Metabolomic analysis has shown promise in the field of nephrology, as it allows for a comprehensive assessment of various factors influencing complicated pathophysiology of kidney diseases. Metabolites can provide a real-time snapshot of systemic and local kidney metabolic status, thereby offering potential insights into disease progression and therapeutic responses. The human metabolome is the end product of numerous influences, including genetic variability, environmental factors, internal biochemical processes, and their complex interactions [4]. Consequently, the multifaceted pathophysiological mechanisms of IgAN, characterized by multiple pathologic hits, are likely to result in related shifts in the concentrations of specific metabolites. Thus, metabolites could serve as pathognomonic biomarkers, capable of linking the dots between the sequential pathological hits of IgAN [5].
1H-NMR spectroscopy offers a unique advantage in metabolomics analysis. It provides quantitative results, offering absolute concentration values for metabolites. This technique detects a broad range of metabolites, and its excellent reproducibility makes it suitable for high-throughput analysis. It can detect a wide spectrum of metabolites, including small organic molecules and metabolites of lipids, amino acids, and carbohydrates, offering a comprehensive view of the metabolic shifts in disease. Also, the non-destructive nature of 1H-NMR allows potential re-analysis of samples, making it particularly useful for longitudinal studies to monitor disease progression and treatment response. Furthermore, the presence of high-abundance metabolites might overshadow the detection of less abundant, yet potentially significant ones [6]. In terms of 1H-NMR spectroscopy, although it provides broad metabolite coverage, its sensitivity is lower compared to other techniques like mass spectrometry, requiring high-quality samples and careful data interpretation. Moreover, variability in urine metabolite concentrations due to diet, lifestyle, volume status, medications, and other factors necessitates rigorous study design and data normalization strategies.
Jeon et al. [7] investigated the metabolomic profiles in the serum and urine of patients with IgAN to identify potential biomarkers for disease progression. The study included 20 IgAN patients, of whom a proportion exhibited disease progression, with higher urine protein/creatinine ratios than the non-progressor group. Through 1H-NMR spectroscopy, distinct clusters were observed between the control and IgAN groups, as well as between progressors and non-progressors. Pathway enrichment analysis identified several altered metabolic pathways associated with IgAN progression, including glycerolipid metabolism, aminoacyl-tRNA biosynthesis, valine, leucine, isoleucine biosynthesis, and glycine, serine, and threonine metabolism. Predictive models incorporating these identified metabolites and proteinuria showed improved prognostic power for IgAN progression.
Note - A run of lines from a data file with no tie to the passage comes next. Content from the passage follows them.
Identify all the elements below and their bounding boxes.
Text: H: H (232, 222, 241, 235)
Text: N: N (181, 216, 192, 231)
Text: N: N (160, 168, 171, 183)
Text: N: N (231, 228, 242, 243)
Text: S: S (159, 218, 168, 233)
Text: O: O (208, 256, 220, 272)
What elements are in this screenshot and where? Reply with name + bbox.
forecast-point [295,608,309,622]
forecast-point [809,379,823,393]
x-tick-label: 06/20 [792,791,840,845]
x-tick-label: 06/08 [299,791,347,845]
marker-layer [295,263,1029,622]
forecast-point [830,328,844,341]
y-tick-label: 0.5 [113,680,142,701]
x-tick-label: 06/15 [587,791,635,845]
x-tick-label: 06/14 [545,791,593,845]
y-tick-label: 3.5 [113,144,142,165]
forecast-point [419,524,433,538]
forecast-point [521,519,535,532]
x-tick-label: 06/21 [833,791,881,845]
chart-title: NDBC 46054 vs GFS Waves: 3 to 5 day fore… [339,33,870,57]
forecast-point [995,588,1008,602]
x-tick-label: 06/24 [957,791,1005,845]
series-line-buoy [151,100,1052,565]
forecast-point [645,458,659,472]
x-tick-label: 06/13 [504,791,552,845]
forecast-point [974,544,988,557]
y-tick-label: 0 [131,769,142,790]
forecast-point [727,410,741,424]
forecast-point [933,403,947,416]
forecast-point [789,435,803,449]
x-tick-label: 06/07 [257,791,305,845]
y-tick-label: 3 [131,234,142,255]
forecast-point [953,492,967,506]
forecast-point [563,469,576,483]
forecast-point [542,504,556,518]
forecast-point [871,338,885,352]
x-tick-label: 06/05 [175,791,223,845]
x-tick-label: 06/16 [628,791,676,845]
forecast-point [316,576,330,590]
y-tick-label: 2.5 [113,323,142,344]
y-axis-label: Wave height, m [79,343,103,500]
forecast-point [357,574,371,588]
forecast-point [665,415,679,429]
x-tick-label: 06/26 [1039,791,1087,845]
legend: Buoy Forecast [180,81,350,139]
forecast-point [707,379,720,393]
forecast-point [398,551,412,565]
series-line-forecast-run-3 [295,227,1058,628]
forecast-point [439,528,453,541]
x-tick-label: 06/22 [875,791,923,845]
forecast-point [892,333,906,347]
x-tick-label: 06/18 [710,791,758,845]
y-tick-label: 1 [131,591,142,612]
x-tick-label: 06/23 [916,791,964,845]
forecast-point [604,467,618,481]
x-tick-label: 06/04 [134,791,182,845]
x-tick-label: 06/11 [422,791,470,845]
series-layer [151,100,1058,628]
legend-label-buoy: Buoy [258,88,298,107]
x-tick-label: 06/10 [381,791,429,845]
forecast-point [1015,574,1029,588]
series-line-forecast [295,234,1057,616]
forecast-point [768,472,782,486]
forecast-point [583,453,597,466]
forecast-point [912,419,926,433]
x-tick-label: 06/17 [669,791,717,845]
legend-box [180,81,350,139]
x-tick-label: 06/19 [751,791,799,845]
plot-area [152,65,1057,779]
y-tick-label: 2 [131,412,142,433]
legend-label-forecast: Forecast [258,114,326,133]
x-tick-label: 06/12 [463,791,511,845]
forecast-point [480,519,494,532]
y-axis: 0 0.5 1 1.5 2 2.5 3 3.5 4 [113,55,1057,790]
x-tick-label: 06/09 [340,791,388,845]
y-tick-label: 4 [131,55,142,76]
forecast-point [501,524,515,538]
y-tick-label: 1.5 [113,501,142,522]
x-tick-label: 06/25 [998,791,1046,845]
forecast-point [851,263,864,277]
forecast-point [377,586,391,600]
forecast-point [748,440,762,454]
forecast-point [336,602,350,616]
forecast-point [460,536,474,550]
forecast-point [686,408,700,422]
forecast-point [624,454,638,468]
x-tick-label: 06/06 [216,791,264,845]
In the serum, the combination of glycerol, threonine, and proteinuria had an area under the curve (AUC) of 0.923 for disease progression, while in urine, the combination of leucine, valine, and proteinuria had an AUC of 0.912. These results highlight the potential of metabolomic profiling in predicting IgAN progression and in revealing altered metabolic pathways in IgAN patients. Further studies involving a larger patient cohort are warranted to validate these findings and explore the mechanistic links between the altered metabolic pathways and IgAN progression.


Conflicts of interest

The author has no conflicts of interest to declare.

Data sharing statement

The data presented in this study are available on request from the corresponding author.